Bir zamanların devleti Kürtleri zorla “Türk” yapmaya çalışıyor, olmayana bok yediriyordu…

Yusuf Kaplan da “Müslüman” olmayanı zorlayacak…

Ne yedireceğini bilemem ama belli ki bir şeyler yedirecek…

 

Yahuuuu!..

Biz Ak Parti Hükümeti’ni neden sevdik?..

Başı örtülü kadınlarımıza kamusal alana katılma, eğitimini özgürce yapabilme imkânı verirken, başı örtülü olmayanın da haklarını koruyacağına inandığımız için…

Başka?..

Dini inançlarını (Hangi dinden olursa olsun.) özgürce yaşayabilmeleri için bütün engelleri kaldırışından dolayı sevdik…

Başka...

Askeri vesayeti kaldırıp attığı ama camileri de devlet işlerine karıştırmayacağına söz verdiği için...

Başka?..

Üstünlerin hukukuna karşı hukukun üstünlüğü ilkesini benimsediği için...

Ama…

Herkesi Müslüman yapacaksa ve İslâm hukukunu evrensel hukuktan üstün kılan bir sistem getirecekse eğer, sevgimi geri alırım...

Amentü'ye iman etmiş
bir Müslüman olarak en büyük saygısızlığı ben yaparım…

Cami cemaati dışında kalan herkes “kafir” addedilecekse ortalığı ayağa kaldırırım...

 

Ve…

Eğer gelecekte herkes “İslâm” geleneklerine göre yetiştirilecekse; önce ortamı, sonra da kendimi yakarım…

Çünkü…

İslâmi gelenekler kız çocuklarının 12 yaşında evlendirilmelerine izin ve imkân veriyor…

Ben ise 12 yaşındaki bir kızın henüz “çocuk” olduğuna inanıyorum…

Çocukların evlendirilmelerini ise insan hakları ihlali olarak görüyorum...

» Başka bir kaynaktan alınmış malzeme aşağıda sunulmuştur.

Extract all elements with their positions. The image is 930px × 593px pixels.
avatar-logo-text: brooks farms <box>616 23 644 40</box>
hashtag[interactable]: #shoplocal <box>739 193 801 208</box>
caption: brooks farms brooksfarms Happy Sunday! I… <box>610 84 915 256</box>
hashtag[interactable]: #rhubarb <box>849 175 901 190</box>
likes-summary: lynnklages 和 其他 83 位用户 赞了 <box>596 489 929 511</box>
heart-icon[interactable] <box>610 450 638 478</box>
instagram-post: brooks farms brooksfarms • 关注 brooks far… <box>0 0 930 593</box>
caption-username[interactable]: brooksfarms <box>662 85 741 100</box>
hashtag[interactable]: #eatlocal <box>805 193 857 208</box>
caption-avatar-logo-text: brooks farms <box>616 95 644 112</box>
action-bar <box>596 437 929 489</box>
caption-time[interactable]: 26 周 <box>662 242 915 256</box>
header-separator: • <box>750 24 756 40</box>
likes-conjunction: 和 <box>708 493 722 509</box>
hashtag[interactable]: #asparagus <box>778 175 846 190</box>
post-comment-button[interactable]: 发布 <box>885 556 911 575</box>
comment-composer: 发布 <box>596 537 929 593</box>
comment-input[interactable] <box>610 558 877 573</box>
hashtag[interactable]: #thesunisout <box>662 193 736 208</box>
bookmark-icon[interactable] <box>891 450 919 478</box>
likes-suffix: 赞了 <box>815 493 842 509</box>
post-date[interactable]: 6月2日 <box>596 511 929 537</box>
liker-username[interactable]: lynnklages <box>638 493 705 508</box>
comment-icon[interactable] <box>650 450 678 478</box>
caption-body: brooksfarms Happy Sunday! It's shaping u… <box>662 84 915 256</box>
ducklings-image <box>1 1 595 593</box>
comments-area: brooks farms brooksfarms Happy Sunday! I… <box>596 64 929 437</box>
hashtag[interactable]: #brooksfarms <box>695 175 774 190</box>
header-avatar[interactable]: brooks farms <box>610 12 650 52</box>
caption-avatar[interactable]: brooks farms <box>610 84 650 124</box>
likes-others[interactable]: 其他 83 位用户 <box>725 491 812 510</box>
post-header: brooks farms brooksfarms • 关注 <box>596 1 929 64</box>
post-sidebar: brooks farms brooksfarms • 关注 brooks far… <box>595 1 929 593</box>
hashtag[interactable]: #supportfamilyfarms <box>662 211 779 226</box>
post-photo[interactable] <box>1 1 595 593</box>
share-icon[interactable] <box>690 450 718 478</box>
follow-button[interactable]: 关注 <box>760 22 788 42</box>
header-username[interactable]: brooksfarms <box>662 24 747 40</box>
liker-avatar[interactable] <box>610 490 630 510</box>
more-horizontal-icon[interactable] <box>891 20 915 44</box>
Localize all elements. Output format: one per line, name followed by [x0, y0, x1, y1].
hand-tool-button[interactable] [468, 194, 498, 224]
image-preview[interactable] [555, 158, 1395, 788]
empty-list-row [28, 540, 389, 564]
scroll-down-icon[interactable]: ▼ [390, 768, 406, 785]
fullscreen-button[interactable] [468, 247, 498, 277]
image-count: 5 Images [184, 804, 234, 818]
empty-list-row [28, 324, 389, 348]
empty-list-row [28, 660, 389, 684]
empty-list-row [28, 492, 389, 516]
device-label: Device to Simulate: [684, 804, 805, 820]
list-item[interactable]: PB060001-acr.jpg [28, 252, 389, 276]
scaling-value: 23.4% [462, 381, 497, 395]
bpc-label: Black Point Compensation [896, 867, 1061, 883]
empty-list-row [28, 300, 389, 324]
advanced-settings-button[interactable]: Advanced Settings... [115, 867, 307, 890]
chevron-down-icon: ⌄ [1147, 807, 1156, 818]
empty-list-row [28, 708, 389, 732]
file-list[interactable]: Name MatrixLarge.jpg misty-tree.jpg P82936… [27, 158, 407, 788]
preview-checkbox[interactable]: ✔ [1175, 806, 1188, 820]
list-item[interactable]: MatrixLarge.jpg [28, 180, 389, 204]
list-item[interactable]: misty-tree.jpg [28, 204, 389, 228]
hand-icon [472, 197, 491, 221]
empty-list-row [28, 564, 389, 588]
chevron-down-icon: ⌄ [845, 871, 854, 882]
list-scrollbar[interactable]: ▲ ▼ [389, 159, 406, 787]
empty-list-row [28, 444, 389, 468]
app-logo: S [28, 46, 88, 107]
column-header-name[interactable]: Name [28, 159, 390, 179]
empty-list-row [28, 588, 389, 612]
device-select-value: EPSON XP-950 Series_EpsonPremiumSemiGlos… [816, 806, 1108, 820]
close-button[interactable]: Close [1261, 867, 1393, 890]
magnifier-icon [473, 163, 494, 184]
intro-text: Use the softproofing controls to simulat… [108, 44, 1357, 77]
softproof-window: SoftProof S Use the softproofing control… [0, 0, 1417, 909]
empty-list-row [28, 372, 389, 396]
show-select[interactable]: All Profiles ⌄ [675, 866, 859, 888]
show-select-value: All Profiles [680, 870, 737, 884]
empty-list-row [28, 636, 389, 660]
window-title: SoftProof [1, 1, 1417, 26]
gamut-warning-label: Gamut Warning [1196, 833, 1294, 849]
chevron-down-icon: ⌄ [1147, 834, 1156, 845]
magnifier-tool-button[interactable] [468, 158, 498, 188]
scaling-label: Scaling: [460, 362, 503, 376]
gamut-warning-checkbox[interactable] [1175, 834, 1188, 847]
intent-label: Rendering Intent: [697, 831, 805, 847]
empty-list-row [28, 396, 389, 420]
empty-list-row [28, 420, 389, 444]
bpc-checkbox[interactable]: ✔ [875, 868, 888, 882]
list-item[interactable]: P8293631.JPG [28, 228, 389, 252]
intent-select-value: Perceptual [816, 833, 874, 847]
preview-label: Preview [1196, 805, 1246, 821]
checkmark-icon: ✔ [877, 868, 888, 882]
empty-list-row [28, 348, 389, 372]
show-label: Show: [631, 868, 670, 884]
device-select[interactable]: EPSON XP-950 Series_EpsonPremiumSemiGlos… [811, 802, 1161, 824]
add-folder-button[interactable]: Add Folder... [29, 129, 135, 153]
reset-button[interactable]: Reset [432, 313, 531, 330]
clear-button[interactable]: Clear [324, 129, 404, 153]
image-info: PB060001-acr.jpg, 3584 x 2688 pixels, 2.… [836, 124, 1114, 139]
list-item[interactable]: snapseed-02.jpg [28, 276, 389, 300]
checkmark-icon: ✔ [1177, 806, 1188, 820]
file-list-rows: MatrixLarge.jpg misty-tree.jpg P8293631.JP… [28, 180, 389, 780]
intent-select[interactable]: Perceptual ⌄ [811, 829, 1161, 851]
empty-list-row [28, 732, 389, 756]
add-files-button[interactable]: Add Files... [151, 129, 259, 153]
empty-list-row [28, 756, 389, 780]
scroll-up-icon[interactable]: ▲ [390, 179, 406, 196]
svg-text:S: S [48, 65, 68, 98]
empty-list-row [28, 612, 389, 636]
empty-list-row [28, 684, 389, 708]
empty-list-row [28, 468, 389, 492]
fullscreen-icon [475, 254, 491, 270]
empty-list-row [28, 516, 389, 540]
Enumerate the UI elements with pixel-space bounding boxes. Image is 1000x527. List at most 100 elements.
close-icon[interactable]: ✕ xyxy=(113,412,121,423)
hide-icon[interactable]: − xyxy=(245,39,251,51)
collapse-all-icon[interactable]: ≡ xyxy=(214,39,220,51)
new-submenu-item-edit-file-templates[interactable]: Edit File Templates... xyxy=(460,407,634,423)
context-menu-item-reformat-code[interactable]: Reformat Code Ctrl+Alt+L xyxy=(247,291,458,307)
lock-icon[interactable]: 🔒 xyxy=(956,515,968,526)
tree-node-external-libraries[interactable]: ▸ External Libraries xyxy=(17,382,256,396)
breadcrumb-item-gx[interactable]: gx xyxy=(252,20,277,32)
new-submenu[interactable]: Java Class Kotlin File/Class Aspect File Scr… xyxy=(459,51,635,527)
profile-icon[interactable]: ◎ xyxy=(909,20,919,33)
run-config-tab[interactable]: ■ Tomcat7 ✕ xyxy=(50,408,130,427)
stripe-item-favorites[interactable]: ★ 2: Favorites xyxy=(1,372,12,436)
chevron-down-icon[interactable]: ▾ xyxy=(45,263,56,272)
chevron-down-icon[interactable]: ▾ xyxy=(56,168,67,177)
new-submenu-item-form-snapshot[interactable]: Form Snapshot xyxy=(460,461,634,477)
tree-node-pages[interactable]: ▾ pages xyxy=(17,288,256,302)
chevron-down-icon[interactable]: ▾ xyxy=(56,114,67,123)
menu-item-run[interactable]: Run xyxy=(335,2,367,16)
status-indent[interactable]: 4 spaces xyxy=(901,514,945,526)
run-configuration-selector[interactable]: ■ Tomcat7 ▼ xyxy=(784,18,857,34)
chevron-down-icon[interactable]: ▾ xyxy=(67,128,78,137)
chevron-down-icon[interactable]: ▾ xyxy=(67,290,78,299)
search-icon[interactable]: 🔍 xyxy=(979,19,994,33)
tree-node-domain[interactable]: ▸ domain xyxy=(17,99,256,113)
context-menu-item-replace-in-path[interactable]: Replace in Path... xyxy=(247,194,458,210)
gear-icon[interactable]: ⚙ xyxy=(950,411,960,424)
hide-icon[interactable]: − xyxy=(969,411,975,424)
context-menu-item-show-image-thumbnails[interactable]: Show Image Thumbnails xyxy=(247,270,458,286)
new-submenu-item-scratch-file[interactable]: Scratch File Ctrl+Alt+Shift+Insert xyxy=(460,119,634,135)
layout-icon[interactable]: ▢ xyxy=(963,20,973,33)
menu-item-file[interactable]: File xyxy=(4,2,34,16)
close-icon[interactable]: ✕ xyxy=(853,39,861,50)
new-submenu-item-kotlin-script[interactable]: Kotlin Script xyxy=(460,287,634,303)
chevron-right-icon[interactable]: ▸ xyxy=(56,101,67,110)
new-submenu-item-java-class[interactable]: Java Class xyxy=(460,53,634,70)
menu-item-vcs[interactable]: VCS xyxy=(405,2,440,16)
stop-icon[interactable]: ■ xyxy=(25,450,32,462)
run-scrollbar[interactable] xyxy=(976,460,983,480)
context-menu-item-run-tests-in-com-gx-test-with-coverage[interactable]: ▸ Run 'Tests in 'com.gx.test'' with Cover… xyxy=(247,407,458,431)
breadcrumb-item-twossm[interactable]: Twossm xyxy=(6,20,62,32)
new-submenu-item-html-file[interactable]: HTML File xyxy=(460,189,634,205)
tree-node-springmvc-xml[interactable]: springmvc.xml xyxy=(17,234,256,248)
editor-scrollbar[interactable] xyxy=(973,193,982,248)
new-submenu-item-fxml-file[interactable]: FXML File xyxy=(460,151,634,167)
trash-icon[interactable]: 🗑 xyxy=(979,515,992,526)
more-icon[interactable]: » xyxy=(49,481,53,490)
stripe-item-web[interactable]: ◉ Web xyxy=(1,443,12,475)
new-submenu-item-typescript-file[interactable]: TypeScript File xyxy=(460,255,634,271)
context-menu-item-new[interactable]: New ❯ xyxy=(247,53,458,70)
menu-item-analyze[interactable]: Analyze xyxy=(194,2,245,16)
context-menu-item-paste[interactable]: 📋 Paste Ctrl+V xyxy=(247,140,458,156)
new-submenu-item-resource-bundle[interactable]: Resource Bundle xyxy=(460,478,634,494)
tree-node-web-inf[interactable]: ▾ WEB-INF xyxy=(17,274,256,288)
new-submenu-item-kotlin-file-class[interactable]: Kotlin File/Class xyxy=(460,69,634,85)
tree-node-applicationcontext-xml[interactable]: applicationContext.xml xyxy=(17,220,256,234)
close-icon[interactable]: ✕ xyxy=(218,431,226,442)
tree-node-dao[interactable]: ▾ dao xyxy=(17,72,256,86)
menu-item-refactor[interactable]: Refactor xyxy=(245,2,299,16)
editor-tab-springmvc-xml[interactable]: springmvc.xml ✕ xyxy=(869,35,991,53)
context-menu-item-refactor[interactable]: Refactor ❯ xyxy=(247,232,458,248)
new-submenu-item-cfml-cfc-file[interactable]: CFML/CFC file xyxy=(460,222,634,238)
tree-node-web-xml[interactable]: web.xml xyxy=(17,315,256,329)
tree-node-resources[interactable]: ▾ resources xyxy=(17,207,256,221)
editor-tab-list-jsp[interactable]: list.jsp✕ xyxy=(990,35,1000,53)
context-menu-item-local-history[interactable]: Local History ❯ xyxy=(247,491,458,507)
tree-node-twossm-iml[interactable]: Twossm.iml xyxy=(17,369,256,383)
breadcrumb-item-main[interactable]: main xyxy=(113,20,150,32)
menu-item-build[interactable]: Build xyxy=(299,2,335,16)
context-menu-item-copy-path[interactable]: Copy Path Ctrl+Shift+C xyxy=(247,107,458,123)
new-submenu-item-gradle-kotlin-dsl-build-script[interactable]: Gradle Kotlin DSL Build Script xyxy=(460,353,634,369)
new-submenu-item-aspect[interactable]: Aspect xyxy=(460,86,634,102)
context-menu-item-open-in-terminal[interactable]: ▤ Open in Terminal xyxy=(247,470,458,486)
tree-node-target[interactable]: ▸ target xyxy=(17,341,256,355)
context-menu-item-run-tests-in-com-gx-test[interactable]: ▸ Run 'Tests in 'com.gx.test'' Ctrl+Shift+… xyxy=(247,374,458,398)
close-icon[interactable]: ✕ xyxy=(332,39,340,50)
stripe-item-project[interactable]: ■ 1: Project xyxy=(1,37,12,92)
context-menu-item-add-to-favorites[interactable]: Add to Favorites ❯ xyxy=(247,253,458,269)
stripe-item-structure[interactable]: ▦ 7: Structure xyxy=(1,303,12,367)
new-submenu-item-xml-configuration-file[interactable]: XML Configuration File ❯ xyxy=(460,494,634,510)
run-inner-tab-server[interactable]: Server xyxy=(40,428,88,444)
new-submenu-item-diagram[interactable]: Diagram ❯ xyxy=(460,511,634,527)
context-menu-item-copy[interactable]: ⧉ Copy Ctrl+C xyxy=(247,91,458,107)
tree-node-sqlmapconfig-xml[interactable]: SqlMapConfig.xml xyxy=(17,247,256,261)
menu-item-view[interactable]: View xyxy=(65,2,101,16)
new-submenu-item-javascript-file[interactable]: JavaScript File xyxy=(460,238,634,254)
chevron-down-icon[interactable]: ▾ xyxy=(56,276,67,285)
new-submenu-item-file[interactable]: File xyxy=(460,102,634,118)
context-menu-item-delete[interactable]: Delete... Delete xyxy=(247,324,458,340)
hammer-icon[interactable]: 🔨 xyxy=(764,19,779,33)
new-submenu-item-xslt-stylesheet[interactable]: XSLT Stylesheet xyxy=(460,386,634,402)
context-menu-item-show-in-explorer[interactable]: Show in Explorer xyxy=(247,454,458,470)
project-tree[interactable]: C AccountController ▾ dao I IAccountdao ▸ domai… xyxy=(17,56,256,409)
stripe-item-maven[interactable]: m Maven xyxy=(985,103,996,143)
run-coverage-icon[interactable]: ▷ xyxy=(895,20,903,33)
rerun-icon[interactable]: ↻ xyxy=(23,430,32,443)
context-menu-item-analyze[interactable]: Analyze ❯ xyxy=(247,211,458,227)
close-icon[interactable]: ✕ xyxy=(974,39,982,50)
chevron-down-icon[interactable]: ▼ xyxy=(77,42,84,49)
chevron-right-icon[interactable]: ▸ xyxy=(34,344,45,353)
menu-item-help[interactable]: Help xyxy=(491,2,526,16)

Ve buna benzer nice “çağdışı” gelenekle yetiştirilecek çocukların yetiştiği bir ülkenin yurttaşı olmak istemiyorum…

Ve…

İşte bu nedenlerle diyorum ki…

Cumhuriyet tarihinin gelmiş geçmiş en başarılı Başbakanı tarafından “Akil İnsan” olarak seçilen bir “Kanaat Önderi” cami cemaati dışındaki yurttaşları halktan saymıyorsa; demek ki kendisini “Akil İnsan” olarak seçen Başbakan da ayı şeyi düşünüyordur…


Ve yine diyorum ki:

Bir ülkenin sadece ekonomik başarılarla gelişimini tamamlaması ama demokrasiden sadece “camii cemaatini” anlaması bana uygun düşen bir anlayış değildir…

Evet...

CHP’li bir adaya oy vermem…

Ama…

Para cezamı öder, Ak Partili bir adaya da oy vermem…

Zira...

Verirsem eğer; laik sistemden bir tuğla da ben çekmiş olurum…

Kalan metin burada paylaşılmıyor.